Adaptação às ameaças

De acordo com a professora Gollan, o cansaço com os cuidados pode resultar de uma sensibilidade reduzida a avisos repetidos.

A amígdala, a região do cérebro que registra o medo, é ativada quando vemos ou ouvimos uma ameaça (ou informações sobre a pandemia). Quando nossos cérebros percebem ameaças, o medo é comunicado a todo o corpo pelos hormônios do estresse e do sistema nervoso simpático ou por nossa reação de lutar ou fugir.

“Portanto, a amígdala é importante porque determina a gravidade relativa da ameaça”, explicou Gollan.

Depois que o sistema de alarme do cérebro dispara, o corpo se prepara para resolver a ameaça e responder a perguntas como: “Será que compro mais mantimentos hoje?” ou “Devo me encontrar com esses amigos?”. Em seguida, entra em ação o hipocampo, que está conectado à amígdala, e o córtex pré-frontal, que ajuda o cérebro a avaliar se uma ameaça é real ou não, como esclareceu a professora.

“Eles [hipocampo e córtex pré-frontal] basicamente ajustam o contexto de como a limpeza inicial dos mantimentos era importante, mas agora nem tanto.

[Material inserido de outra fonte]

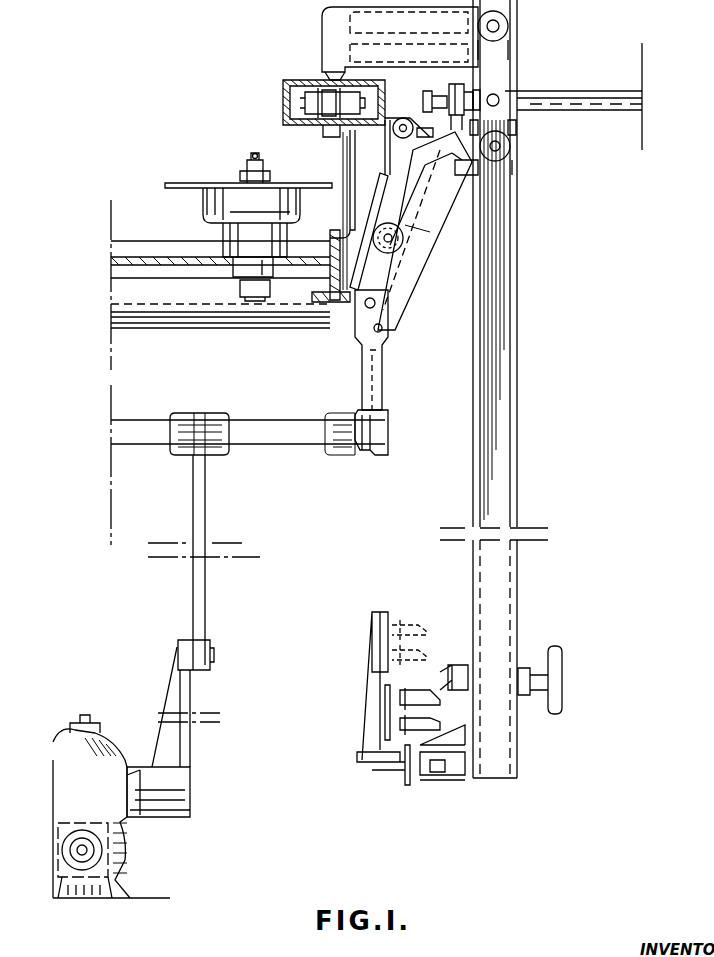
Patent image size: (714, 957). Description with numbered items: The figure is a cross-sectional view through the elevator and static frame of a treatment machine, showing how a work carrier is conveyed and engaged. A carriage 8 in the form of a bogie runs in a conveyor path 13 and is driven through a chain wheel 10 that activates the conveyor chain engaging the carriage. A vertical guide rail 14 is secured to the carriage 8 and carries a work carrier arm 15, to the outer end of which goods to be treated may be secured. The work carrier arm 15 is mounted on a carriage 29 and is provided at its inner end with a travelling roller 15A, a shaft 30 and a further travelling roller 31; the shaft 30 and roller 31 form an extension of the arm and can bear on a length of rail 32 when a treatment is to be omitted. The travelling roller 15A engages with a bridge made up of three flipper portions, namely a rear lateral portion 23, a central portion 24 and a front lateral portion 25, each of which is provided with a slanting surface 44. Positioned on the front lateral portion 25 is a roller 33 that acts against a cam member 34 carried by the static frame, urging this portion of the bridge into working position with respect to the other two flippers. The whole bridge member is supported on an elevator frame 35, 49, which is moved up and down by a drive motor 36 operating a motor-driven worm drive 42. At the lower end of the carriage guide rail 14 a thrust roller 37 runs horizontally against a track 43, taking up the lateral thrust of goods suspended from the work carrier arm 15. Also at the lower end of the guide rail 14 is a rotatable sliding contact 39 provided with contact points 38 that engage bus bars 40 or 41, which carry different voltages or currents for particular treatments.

The carriage 8 is at (328, 43).
The chain wheel 10 is at (228, 203).
The conveyor path 13 is at (292, 78).
The vertical guide rail 14 is at (518, 392).
The work carrier arm 15 is at (592, 105).
The travelling roller 15A is at (478, 90).
The rear lateral portion 23 is at (455, 170).
The central portion 24 is at (502, 153).
The front lateral portion 25 is at (440, 205).
The carriage 29 is at (500, 60).
The shaft 30 is at (452, 88).
The travelling roller 31 is at (425, 90).
The rail 32 is at (492, 130).
The roller 33 is at (392, 240).
The cam member 34 is at (386, 185).
The elevator frame 35 is at (304, 435).
The drive motor 36 is at (118, 813).
The thrust roller 37 is at (430, 765).
The contact points 38 is at (420, 700).
The rotatable sliding contact 39 is at (560, 682).
The bus bar 40 is at (380, 687).
The bus bar 41 is at (392, 615).
The motor-driven worm drive 42 is at (165, 790).
The track 43 is at (390, 765).
The slanting surface 44 is at (442, 235).
The elevator frame 49 is at (382, 380).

E acionam o freio, para diminuir o medo da reatividade da amígdala”, observou Gollan.

“Nesse momento, a parte da frente do cérebro, dedicada ao pensamento, diz: ‘Ei, emoções. Está tudo bem. Você não precisa fazer isso agora’. São processos que usamos para criar uma sensação de controle”, explicou.

Essa percepção do controle como uma maneira de gerenciar ameaças pode deixá-lo mais confiante sobre as coisas que antes o assustavam, porque agora você acredita que está seguro. Pense num filme de terror: ao assisti-lo pela segunda ou terceira vez, ele não será tão assustador quanto foi na primeira.

“As pessoas podem criar um contexto que diz para elas que algo não é importante, já que elas não veem ninguém doente ao seu redor. Não sabem o que está acontecendo, então por que prestariam atenção a isso? Portanto, elas podem assumir um senso de confiança ou uma percepção de controle para enfrentar situações que são mais arriscadas do que parecem”.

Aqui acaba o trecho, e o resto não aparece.